When I got back home I felt good enough to go to my little brother and ask if I could play on the new Wii U(which he got for his birthday), but he didn’t let me. He responded in a really bad way that made me cry. So like two hours ago I sat on the ground, hugging a pillow, crying in silence. It was like never before. My thoughts were so dark that I was actually scared. I don’t wanna repeat much, but basically I would wanna throw myself down the stairs to prove the fact that nobody cares about me. I would never actually do it, but I did hurt myself. And the scariest thing is, by hurting myself I actually stopped crying when there was nothing else to stop me.

I’m feeling a little better now. I started playing music again and got my laptop and decided to just write. Writing always helps. I just wish I’d did it sooner so todays tears wouldn’t have happend and I wouldn’t have hurt myself. 

This song just started playing and there’s no way to describe my feelings. All I can say is that this song continues to save my life and it just means a lot to me.

People these days

Sometimes I just can’t believe this world. Girls jumping on people’s cars, people sending hate to each other through social media, girls being send home from schools cause of their clothes, schools photoshopping yearbook photo’s cause they think there’s too much skin… The list of unacceptable things just keeps going and going.

It’s like people are just looking for drama. Is the world too boring without it!? This never happened before, but there have been days I just went off Twitter cause I couldn’t take it. There was so much drama everywhere. Fans from 5 Seconds Of Summer and One Direction fighting, drama cause people thing Ricky is leaving King The Kid(which we know nothing about. See? People are just looking for drama), people going crazy over the fact that someone jumped on a car(which is insane, I know) I mean come one, it happened. MOVE ON. But no, people just can’t seen to do that.

People can’t speak their mind without starting a fight or being judged. Is that really what it’s all about these days? I was on FaceTime with my best friend last week and suddenly we found ourselves talking about when we met and how things were back then. We met cause of the Jonas Brothers and there were never fights or judgements or being being rude. We were really just a family, loving our favorite band and also just loving each other. then Justin Bieber came along and started this fight between Jonas Brothers and Justin Bieber fans. Just because of these to ‘JB’ letters. Okay, I was mad to but I never send hate or got mad at anyone. After that things just went downwards and these these all you’ll find on Twitter are fights and hate and just lots of negativity. 

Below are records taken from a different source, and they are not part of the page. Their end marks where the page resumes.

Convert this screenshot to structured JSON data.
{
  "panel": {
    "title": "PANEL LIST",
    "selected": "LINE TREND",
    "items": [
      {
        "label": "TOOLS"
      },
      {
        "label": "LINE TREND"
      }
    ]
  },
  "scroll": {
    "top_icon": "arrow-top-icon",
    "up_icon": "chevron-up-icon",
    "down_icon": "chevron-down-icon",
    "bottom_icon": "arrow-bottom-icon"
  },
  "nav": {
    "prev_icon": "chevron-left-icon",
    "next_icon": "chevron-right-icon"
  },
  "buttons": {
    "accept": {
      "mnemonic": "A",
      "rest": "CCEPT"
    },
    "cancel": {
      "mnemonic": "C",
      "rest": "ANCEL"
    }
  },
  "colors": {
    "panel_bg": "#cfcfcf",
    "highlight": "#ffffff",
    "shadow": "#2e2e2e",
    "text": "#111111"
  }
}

I just don’t understand all these people anymore. Bands get along so well, why can’t the fans? Is it really that important how someone got their fame? Do people really have to spread negativity everywhere? Apparently it’s just really hard for people to love and support someone without hating on others. I don’t think they understand how painful hate can be. Not only to the person you’re sending it too but also to others. I hate it when my favorite bands get send hate and it makes me feel bad, how would you feel if I did the same to your favorite band? 

Treat people the way you want to be treated. This is so hard for people to understand but it’s so true. Would you want people to jump on your car? Would you wanna be talked about all the time just because of a decision you made? Would you wanna be attacked by someone because they couldn’t meet you and you have to leave? I’m pretty sure you answered ‘no’ to all these questions.

I just needed to speak my mind. Hope some of you will actually agree on this.